Como bem assinalou o humorista Tom Cavalcanti, Silvio Santos era muito imitado, mas, paradoxalmente, também inimitável. Uma coisa é copiar a voz, a risada ou mesmo os trejeitos. Outra, completamente diversa, é se projetar no imaginário coletivo de uma nação. Pela televisão, Silvio se fez presente na vida de milhões de pessoas e virou sinônimo do domingo em família. Seus muitos momentos antológicos foram vistos por pais, mães, filhos e avós ao mesmo tempo. Uma experiência coletiva que fazia dele íntimo das pessoas. Um parente e amigo indireto que visitava os lares dos brasileiros todos os finais de semana trazendo alegria e memórias afetivas.
Um parente e amigo indireto que visitava os lares dos brasileiros todos os finais de semana trazendo alegria e memórias afetivas
De certa forma, celebridades e artistas são tomados como inalcançáveis. Resultado da própria dinâmica da TV, que impõe a distância em relação ao público. Mas Silvio não era, definitivamente, um famoso qualquer. E não apenas por sua presença dominical. Sua própria história de vida propiciava as condições para uma identificação imediata com os telespectadores. O sujeito que veio do Brasil profundo, construindo uma fortuna tendo como ponto de partida o mais modesto comércio de rua. Ele era a personificação do self-made man, e também dos sonhos, das ambições e dos anseios de muitos. Era o povo na TV. Pela presença e trajetória, quebrou a quarta parede e estabeleceu uma relação direta com a população.
Desde o sábado (17), quando foi confirmada sua morte, umas poucas vozes dissonantes questionaram seu papel virtuoso na história recente do Brasil. Ainda que periféricas e pontuais, elas são o retrato de uma incompreensão do que é o país e de quem o representa de verdade. De muitas formas, Silvio Santos confrontava certa antropologia influente.

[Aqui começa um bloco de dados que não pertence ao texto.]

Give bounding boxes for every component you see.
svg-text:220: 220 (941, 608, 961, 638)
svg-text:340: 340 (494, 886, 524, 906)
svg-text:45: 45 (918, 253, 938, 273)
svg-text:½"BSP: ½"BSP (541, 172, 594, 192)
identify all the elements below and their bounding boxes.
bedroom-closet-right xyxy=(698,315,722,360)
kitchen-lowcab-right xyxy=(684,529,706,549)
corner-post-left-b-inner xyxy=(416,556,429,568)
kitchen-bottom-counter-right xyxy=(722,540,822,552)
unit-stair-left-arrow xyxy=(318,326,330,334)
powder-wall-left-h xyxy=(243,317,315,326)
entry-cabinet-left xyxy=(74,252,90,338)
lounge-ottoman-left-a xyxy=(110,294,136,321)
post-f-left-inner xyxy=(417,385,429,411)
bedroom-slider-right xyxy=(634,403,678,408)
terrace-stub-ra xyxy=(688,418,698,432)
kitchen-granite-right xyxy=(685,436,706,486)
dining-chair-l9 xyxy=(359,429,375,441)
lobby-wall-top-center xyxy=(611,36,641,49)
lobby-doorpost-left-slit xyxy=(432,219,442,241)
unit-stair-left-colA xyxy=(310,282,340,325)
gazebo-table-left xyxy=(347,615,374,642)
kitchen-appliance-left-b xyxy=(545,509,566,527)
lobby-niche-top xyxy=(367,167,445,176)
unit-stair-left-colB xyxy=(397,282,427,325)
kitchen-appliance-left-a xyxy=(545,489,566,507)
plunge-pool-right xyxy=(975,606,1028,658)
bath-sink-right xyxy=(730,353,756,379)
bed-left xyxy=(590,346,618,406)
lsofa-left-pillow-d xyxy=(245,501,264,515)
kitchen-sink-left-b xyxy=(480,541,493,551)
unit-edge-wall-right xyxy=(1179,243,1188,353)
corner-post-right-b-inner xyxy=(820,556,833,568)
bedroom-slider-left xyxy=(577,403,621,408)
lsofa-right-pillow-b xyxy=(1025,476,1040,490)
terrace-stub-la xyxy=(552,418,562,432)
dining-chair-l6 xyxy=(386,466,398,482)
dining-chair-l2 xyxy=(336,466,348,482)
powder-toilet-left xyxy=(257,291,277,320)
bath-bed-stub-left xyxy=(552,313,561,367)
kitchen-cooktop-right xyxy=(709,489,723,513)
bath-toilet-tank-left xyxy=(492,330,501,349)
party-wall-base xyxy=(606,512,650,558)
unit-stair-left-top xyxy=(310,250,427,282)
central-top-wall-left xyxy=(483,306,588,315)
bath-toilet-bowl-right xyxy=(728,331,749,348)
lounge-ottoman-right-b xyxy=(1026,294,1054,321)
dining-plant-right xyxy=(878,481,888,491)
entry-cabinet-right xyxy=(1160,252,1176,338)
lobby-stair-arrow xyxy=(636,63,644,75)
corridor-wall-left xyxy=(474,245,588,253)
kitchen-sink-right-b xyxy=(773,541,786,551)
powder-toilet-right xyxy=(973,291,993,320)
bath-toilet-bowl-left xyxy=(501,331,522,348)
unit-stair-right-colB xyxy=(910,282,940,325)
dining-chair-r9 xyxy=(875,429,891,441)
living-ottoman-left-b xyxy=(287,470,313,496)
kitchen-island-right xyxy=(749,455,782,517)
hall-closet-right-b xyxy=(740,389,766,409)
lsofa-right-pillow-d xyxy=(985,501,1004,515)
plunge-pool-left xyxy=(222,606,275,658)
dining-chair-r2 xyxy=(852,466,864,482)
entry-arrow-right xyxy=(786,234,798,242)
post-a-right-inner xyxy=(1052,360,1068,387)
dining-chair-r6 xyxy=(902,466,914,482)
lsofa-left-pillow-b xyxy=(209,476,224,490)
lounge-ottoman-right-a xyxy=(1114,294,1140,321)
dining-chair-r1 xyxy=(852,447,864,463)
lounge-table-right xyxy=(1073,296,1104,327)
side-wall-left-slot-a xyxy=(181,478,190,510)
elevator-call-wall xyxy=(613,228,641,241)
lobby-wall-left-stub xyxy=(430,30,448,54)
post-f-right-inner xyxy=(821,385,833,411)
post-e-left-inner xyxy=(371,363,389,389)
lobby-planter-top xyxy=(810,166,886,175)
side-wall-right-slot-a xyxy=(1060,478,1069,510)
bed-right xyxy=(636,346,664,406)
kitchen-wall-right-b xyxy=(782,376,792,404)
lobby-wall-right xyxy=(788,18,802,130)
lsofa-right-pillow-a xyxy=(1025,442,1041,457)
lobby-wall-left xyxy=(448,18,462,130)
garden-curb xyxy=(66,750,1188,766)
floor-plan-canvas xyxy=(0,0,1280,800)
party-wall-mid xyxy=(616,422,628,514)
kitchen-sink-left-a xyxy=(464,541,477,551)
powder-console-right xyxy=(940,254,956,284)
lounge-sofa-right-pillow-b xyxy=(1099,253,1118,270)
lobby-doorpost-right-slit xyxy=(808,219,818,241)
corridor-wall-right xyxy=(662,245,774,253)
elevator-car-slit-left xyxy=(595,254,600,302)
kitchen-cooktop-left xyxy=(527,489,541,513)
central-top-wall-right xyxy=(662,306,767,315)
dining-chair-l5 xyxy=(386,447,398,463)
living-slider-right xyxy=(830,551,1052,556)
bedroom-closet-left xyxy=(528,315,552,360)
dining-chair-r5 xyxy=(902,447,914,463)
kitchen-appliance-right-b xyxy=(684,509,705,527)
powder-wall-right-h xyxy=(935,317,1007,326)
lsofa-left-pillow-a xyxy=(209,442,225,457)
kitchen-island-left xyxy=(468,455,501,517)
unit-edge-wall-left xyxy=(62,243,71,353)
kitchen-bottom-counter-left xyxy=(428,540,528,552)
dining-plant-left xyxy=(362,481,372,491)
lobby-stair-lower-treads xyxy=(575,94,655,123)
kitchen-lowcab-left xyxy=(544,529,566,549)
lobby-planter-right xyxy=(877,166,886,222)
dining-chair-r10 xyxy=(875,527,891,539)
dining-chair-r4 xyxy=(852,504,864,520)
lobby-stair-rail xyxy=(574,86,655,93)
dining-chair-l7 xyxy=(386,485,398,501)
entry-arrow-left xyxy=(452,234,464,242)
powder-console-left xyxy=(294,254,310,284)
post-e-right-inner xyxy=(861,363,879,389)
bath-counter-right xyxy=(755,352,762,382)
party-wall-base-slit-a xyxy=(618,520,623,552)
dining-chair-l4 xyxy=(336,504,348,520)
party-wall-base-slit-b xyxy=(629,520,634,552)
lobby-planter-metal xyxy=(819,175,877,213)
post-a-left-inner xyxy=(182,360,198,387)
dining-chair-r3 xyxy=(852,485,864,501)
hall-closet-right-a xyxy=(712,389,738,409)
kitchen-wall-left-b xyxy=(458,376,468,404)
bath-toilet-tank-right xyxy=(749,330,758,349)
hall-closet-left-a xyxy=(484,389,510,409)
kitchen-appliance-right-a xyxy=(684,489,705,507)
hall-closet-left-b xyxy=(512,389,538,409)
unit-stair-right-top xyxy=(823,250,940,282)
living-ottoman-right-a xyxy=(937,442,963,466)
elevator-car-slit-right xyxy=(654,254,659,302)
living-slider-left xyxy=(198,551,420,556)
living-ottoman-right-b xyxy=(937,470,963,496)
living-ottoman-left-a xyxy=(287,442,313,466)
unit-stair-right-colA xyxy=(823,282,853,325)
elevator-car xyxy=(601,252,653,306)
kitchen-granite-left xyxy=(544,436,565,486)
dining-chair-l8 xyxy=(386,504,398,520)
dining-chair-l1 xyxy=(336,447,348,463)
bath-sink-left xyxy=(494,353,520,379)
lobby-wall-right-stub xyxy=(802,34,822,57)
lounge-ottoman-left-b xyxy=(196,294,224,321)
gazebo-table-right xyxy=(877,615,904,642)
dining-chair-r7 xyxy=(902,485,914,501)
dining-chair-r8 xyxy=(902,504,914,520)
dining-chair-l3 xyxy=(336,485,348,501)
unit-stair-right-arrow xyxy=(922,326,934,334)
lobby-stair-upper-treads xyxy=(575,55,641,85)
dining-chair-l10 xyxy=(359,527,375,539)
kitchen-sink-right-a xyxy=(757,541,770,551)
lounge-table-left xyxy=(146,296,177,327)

O frei Leonardo Boff, que foi escorraçado da Igreja Católica por fazer proselitismo marxista na sacristia, chegou a dizer que o gesto de Silvio Santos de distribuir dinheiro ao público tinha “pouco conteúdo de cidadania, de elogio a trabalho e de colaboração para realizar a justiça social”. Uma simplificação grosseira e intelectualmente desonesta que ignora a amplitude do trabalho social liderado por Silvio em múltiplas iniciativas, notadamente a do Teleton, direcionado para as crianças com necessidades especiais. Usando a estrutura de sua emissora, Silvio alavancou milhões em doações propiciando qualidade de vida para crianças que eram ignoradas pelas políticas públicas.
O ataque feito por Boff, na verdade, é fruto de um sentimento de inconformidade que ele e outros menos relevantes tem da dinâmica naturalmente capitalista da sociedade, que anseia por ascensão, consumo e lucro. Sentimentos esses que Silvio Santos não apenas tinha como seus, mas que identificava igualmente na multidão que o acompanhava. Os que tentaram lhe atacar a honra não o fizeram por pruridos morais, preciosismo ou acurácia histórica, mas por desprezarem esse país que não se enquadra nas doxas e nas fixações ideológicas. O ódio que manifestaram contra Silvio Santos é, na verdade, o ódio que nutrem pelo Brasil profundo.